I finally caved and bought myself a bottle of Wazamba. For over a year I was undecided. I had a decant, and somehow, sometimes, with decants, I really can't tell. Some perfumes only speak their mind from a full bottle. You either risk finding out they have nothing insightful to say or you stick with keeping them down to a murmur. I'm glad I took the risk, because the things that annoyed me or worried me about Wazamba became irrelevant when I could spray it a little more freely. Wazamba isn't exactly a skin scent, and it's not by any stretch sheer--but it lays there doing the same thing all day. That's fine by me. I like a layabout, if he keeps me entertained. From a decant, Wazamba didn't stick around long. From a bottle, it settles in for the long haul. It was just waiting for me to commit.
Ladies--or is it gentleman?--Patrick Petitjean is popular. A few years ago, I posted a few pictures of him. I wrote something about what I imagined he might wear--besides sweat and yesterday's aromatic assortment of stains. I know: he doesn't really smell. Or does he? I'm not sure I care. He's a refreshing face to see in the...world?...of male modeling, if only because the thought of such a world depresses the hell out of me. Of the 600-something posts we've written here on ismell, a handful have been the most popular by a landslide. The top two? That post on Petitjean and some little throwaway thing we wrote about Tom's of Maine. For some reason, yesterday, the Petitjean post got over a thousand hits. Someone will tell me something horrible happened to him and I will feel bad for making him the source of my joke, no doubt. *
Equally fascinating yet totally unrelated: how weird are the friending patterns of people on facebook? Some people see it as a "social media" and will add you as a friend without knowing you. Me, I like this. I'm on there to meet new people, and if there's something I wish to remain private, I'm generally not broadcasting it online. If there's something I want seventy people to know but wish to keep a secret from four, I simply adjust my privacy settings. Some people, on the other hand, get oh so very touchy. Do I KNOW you, they say, responding to a friend request. No, and clearly you don't wish to know anyone you don't already. Are these people on facebook simply to share family photos with family members? Isn't that email?

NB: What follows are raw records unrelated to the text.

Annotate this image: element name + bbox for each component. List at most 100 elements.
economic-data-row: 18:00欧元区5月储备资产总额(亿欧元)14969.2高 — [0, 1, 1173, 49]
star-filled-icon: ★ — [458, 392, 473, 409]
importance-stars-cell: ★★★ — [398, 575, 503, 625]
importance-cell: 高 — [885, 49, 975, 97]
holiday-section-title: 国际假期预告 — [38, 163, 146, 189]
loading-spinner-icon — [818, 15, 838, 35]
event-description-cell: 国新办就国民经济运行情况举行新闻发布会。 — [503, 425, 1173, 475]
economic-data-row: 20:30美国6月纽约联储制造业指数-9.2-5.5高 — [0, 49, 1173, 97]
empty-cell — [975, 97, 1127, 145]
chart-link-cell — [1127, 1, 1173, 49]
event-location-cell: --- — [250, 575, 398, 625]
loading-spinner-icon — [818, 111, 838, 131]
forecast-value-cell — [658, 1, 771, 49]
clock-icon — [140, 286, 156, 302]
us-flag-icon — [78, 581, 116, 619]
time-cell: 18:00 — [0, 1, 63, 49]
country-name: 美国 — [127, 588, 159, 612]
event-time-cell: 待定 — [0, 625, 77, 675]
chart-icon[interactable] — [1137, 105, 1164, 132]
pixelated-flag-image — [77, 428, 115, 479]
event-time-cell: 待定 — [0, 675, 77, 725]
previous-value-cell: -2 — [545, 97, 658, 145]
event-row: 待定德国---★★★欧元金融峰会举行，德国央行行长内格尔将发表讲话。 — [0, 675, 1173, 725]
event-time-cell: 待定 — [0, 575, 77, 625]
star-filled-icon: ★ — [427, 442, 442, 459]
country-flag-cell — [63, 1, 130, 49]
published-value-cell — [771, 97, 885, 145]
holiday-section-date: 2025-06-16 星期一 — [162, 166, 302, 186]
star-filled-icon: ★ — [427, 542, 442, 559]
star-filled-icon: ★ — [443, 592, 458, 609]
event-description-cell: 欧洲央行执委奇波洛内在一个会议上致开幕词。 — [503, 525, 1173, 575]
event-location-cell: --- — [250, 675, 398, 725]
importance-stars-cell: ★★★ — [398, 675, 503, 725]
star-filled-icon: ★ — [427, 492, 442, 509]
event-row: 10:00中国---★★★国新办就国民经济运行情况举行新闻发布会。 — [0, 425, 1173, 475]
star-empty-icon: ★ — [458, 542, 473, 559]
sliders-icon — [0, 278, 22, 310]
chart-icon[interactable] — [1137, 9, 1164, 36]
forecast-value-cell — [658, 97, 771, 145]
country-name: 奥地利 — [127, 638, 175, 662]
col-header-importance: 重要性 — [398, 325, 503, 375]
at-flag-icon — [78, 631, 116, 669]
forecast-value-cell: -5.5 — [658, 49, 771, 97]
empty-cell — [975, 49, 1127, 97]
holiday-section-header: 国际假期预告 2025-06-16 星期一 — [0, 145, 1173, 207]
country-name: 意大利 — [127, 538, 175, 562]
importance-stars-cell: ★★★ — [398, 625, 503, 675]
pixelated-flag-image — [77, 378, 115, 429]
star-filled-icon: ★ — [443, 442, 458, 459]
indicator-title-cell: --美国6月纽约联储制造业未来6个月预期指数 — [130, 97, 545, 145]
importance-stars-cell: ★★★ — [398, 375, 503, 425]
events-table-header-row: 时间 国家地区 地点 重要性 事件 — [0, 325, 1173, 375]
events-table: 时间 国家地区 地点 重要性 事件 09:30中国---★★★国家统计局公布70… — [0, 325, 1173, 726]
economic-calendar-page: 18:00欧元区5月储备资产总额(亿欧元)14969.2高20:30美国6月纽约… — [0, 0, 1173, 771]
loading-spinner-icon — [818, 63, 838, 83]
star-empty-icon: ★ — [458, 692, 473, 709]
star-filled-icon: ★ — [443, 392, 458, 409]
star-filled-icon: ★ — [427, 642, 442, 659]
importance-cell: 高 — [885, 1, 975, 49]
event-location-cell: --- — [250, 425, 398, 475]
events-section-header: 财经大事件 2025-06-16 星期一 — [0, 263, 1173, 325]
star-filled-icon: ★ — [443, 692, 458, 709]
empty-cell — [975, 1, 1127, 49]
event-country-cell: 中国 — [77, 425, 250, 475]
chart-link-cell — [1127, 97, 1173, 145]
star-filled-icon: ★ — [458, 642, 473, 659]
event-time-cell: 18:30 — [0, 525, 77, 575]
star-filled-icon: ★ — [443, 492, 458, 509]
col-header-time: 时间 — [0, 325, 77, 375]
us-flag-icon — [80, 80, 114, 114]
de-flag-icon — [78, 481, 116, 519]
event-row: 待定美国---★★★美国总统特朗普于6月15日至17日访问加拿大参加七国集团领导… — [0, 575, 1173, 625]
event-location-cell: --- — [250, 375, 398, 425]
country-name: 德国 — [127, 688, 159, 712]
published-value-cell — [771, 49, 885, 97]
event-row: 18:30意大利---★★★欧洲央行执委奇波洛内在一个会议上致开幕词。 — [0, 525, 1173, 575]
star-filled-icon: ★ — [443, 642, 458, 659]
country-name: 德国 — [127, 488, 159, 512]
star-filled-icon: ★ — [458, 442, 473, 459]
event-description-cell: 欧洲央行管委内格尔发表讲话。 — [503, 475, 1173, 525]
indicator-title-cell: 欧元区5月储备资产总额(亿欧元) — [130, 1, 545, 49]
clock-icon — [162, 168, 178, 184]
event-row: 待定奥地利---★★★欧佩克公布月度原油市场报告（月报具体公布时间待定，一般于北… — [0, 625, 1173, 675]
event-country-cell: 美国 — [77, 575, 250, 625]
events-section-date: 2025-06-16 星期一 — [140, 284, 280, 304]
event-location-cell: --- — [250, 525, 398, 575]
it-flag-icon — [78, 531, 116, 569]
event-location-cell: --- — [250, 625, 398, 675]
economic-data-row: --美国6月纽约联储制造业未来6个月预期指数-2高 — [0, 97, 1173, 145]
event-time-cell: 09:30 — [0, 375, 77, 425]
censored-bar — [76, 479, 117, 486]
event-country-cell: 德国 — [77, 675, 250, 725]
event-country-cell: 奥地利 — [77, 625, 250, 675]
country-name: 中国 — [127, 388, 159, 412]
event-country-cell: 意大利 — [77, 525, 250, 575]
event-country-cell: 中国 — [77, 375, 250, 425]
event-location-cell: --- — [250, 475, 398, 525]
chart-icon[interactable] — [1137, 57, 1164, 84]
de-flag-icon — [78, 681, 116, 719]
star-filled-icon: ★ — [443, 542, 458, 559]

The other thing I like? The whole un-friending thing. What did we do when there was no facebook and we couldn't make passive aggressive banishments amongst friends with such a perfect ratio of drama to ease? What's great is when you have a lot of friends, and someone un-friends you, but you don't notice for months, and when you do notice you think, wow, I must have really killed it for them by taking so long to notice. Then you realize that the reason they must defriend you in the first place is because it's virtually the only little mark or dent they CAN make on something as chaotic and cacophonous as facebook, and its sense of effectiveness as a gesture relies on their ability to imagine that you must be crushed. Part of the reason you're un-friended, nine out of ten, is that you forgot they exist and this is the one way they can convince themselves they're reminding you. I've been de- or un-friended by about five or six people that I know of. I'm sure I must have said something. Nice to know it registered.
*Spot the real Petitjean. Under all that hair, one of these Grizzlies ain't like the others.